Thomas Friedman is the perfect example of a modern courtier: you will never find his lips too far from the cock of established power. He is always eager to tell you why his support for the existing order of authorities and hierarchy is bold and courageous, eager to congratulate himself for his daring and revolutionary thoughts that are in fact the most tedious kind of Beltway ass-kissing, and eager to demonstrate that he is a creative genius by demonstrating a talent for cheap analogies and overwrought metaphor to rival literary pimple Dan Brown.
Fortunately Brian Mayer did a little mad-libbing and created the Thomas Friedman Op-Ed Generator. This is a bit of a relief, although I’m still tempted to cadge some Lexis-Nexis time from a friend, download Friedman’s corpus, and apply some proper Markov-chain fun. The thing is that the ease of creating artificial Friedman demonstrates how shallow and meaningless the authentic Friedman is: rather tragic, really. But not enough so to excuse that he’s a buffoon who apologizes for monsters. My favorite cheap shot at Friedman is Jon Schwarz’s: “he suffers from the affliction [of] a large, furry parasite that has attached itself to his upper lip and sucked his brain out through his nose,” although Monsieur IOZ calls him “the Milton of infelicity” and “a guy who’d go out to the desert to eat peyote and have a vision of the inside of Best Buy,” both of which are also corkers.

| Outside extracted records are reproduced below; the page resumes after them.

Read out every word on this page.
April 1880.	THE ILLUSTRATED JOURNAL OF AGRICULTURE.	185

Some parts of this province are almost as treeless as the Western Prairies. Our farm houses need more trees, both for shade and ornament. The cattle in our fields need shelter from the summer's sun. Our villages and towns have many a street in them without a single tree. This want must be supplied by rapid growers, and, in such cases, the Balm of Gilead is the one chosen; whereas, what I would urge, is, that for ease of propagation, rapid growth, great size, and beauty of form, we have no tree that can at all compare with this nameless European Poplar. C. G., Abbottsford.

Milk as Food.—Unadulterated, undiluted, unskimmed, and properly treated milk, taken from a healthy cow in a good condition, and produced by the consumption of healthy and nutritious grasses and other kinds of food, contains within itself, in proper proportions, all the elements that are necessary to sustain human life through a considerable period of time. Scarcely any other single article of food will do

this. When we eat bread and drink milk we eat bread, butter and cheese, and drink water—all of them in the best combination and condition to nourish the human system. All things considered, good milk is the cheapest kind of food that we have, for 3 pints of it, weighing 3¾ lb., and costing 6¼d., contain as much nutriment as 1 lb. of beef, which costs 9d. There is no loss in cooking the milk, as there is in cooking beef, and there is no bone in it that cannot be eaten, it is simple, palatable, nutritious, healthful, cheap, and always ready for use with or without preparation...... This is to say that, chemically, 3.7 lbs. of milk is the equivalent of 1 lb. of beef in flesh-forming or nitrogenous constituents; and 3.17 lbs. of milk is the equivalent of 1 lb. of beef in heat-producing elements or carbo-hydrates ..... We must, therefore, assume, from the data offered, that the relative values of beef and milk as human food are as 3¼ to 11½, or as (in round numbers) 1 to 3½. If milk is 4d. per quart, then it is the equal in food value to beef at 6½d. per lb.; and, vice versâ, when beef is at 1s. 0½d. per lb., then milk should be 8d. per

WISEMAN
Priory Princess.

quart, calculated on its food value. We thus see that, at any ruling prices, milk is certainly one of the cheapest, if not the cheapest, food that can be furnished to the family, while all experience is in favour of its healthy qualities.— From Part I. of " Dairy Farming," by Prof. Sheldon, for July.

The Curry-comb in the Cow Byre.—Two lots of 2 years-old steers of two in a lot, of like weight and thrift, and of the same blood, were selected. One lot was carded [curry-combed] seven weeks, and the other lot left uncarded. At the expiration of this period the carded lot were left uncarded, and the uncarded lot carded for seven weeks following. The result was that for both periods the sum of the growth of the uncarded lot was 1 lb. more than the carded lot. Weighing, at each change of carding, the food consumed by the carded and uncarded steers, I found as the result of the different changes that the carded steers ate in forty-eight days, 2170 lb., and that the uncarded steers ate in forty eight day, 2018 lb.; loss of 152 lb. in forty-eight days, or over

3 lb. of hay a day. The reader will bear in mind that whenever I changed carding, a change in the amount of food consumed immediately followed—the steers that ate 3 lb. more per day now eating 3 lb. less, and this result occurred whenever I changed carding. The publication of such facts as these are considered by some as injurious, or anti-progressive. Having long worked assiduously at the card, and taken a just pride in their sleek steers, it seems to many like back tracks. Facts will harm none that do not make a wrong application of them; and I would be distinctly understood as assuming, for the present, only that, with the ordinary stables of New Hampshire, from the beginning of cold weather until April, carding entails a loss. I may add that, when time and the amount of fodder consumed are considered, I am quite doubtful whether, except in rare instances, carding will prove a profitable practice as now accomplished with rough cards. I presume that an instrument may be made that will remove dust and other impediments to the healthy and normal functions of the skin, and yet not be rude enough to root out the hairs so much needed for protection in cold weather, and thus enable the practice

My problems with Friedman are a microcosm of my problems with the mainstream US media: they are good at explaining the major arguments going on within the American aristocracy, and that’s about it. They are certainly not anything like defenders of truth, critics of power, or any other piece of their inflated self-image: they are corporations that exist to make money, and their business model is selling readers/viewers/listeners to advertisers. As Schwarz puts it, “there is no Santa Claus.” Their self-interest is only tangentially related to having a healthy community, and much more strongly coupled to pleasing existing power structures. This is part of why I am not particularly sad over the idea that the Internet is going to kill newspapers: newspapers produce as little journalism as they can get away with, and in their role as propaganda outlets almost negate that which they do produce. TV and radio “news” are even worse.
The bright side is that microbroadcasts like this blog are available to more and more people—unfortunately, that’s not evenly distributed and has its own problems. I’ll still take it over centralized and tamed news organizations any day.